Dr. Hupert and his colleagues used discrete-event computer modeling to simulate time-dependent processes in which patients interact with resources such as beds or nurses in the distribution centers set up throughout affected communities. Process times were based on reports of mass prophylaxis and emergency medical care during real epidemics or simulated terrorist attacks. The researchers modeled low (1 percent), medium (10 percent), and high (20 percent) prevalence rates of attack-related illness. Based on evidence from prior anthrax cases, they assumed that 25 percent of symptomatic cases in each scenario would be critically ill on arrival to the distribution center, another 25 percent would be moderately ill, and the remaining 50 percent only mildly ill.
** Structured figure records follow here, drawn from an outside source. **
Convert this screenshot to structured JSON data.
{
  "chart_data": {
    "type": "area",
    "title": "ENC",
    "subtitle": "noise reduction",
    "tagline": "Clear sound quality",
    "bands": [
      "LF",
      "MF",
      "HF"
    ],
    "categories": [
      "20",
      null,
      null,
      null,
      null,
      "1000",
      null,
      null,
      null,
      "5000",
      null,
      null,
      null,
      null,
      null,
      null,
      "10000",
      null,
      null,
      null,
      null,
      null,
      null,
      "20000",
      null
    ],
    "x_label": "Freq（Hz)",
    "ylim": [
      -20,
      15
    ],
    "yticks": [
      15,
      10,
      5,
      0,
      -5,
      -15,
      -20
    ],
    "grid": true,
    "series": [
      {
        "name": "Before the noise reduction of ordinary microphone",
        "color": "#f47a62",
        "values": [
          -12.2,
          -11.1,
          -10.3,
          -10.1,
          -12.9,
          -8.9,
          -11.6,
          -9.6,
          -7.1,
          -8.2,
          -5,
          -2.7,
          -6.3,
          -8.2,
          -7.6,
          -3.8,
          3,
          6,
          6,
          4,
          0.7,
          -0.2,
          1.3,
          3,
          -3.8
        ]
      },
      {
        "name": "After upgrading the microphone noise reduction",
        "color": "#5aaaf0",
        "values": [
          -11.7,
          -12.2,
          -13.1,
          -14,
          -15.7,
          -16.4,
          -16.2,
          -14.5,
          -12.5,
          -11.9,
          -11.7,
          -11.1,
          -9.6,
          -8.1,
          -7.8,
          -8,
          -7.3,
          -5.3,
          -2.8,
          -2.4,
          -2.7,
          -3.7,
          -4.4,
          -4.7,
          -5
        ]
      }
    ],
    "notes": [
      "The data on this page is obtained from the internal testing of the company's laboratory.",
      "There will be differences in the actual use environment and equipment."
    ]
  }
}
The researchers also assumed that 10 percent of the noninfected population would either be "worried well" or have non-bioterrorism-related illness warranting onsite evaluation. For the purposes of this model, they did not consider other critical logistical components of response plans such as drug re-supply, crowd control, or criminal investigation activity taking place inside the distribution center, important parts of the public health response to the 2001 anthrax attacks. Their research was supported in part by the Agency for Healthcare Research and Quality (contract 290-00-0013).

See "Modeling the public health response to bioterrorism: Using discrete event simulation to design antibiotic distribution centers," by Dr. Hupert, Alvin I. Mushlin, M.D., Sc.M., and Mark A. Callahan, M.D., in the September/October 2002 Medical Decision Making 22(Suppl.), pp. S17-S25.